You just brought back my painful memory of being required to read that book. I've never been required to read a worse book for school than The Scarlet Letter. At least Shakespeare has humor, at least Dickens eventually has something good happen in the last twenty percent of his books, but Hawthorne had nothing that made me enjoy The Scarlet Letter. It was a book filled some of the most in-your-face symbolism, and it was very little story otherwise.

My English teacher tried to defend it as being revolutionary for the time -- for painting Hester as a character instead of identifying her as only an evil adulterer, for dealing with subjects like self-mutilation, self image, legalities, sin, adultery, and revenge, and for trying to give a new look at the culture of pre-Salem Witch Trials Boston. Apparently it was one of the few American books that became popular in Europe during the ninteenth century.

Okay, kind of sounds like The Crucible, which is a great American classic.

It's just freaking bad though. I wonder if at any point, Hawthorne handed a draft to a friend, and the friend said, "You know, every bit of symbolism and subtle messages is actually a lot more profound and in the your face than the actual story ever is."

I think I quite nicely summed up The Scarlet Letter, actually -- it's Hawthorne forcing his symbolism and underlying messages at the reader, and I guess there's a story in the book too.

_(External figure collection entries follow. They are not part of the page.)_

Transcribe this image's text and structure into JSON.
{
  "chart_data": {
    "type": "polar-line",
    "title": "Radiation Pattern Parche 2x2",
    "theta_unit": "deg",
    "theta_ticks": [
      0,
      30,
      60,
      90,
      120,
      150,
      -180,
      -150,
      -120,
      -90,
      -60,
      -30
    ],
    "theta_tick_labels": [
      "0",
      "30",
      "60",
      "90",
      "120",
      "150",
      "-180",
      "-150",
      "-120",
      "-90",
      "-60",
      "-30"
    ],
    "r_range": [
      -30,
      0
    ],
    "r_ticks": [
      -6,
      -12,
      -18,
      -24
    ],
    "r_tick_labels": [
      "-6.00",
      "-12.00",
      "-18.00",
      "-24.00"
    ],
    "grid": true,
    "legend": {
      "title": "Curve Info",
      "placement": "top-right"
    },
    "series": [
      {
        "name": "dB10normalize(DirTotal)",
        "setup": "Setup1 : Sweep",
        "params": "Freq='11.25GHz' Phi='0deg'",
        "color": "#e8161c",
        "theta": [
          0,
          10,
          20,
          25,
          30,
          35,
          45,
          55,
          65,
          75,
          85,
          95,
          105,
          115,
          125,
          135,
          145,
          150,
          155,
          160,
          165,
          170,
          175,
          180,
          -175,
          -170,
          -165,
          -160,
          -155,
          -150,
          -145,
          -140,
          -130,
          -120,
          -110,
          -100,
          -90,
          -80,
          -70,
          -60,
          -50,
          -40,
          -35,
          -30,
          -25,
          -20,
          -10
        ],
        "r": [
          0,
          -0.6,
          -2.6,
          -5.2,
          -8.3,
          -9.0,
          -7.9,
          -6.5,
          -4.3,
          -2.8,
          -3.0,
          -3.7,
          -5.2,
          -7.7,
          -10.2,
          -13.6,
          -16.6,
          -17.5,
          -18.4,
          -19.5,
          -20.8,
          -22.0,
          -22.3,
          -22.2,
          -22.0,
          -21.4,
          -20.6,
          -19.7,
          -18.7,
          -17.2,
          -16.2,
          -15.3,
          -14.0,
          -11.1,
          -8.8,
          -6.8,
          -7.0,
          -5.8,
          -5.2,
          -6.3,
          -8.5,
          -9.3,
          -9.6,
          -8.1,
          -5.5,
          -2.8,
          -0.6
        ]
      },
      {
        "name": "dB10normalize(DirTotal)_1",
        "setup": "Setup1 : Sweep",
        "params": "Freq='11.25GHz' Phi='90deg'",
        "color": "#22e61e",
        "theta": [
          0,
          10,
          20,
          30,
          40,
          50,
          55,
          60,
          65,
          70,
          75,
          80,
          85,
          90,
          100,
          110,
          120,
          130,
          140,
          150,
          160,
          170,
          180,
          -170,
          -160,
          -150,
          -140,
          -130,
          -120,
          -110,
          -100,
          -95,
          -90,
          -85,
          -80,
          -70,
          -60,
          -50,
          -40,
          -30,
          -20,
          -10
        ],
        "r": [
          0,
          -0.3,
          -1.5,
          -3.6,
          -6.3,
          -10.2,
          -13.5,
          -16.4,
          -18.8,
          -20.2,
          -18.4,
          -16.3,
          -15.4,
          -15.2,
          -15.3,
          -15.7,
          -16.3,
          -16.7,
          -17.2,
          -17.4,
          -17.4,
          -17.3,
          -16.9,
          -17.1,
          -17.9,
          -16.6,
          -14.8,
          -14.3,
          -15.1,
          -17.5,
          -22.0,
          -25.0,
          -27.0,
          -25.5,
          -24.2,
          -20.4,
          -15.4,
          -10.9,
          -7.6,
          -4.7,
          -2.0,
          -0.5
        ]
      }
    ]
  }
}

And the book is incredibly easy to predict, too. So much of the book is skirting around the identity of Hester's adulterer. The book is always hinting about Dimmesdale, the town minister, being the adulterer. And it's some in your face hinting too -- Hester's child creating this immediate connection on a glimpse Dimmesdale, Dimmesdale being blatant about being torn with grief every time he sees Hester, nature bending over backwards to show this connection between Hester and Dimmesdale (a shooting star in the sky of their reunion the shape of the scarlet letter, how subtle of Hawthorne), Hester's old husband suspecting Dimmesdale of being the adulterer, Dimmesdale eventually going crazy with his teaching of piety and monogamy -- and do you know what the twist is? The twist at the end of the book?

That Dimmesdale actually was Hester's adulterer.

No fucking shit. There's no Clue-style "there are three people who could've done it and you have to figure which one did it", the suspect was Dimmesdale and nobody else. And Hawthorne is so smug and dramatic with the reveal too, like he hadn't made it pissing obvious the entire book, as though he hadn't taken entire chapters of the book to describe these 'abnormalities in nature' on how Dimmesdale is the adulterer.

It's just a bad book. I am so angry that it is considered a timeless classic comparable with Arthur Miller's or John Steinbeck's books.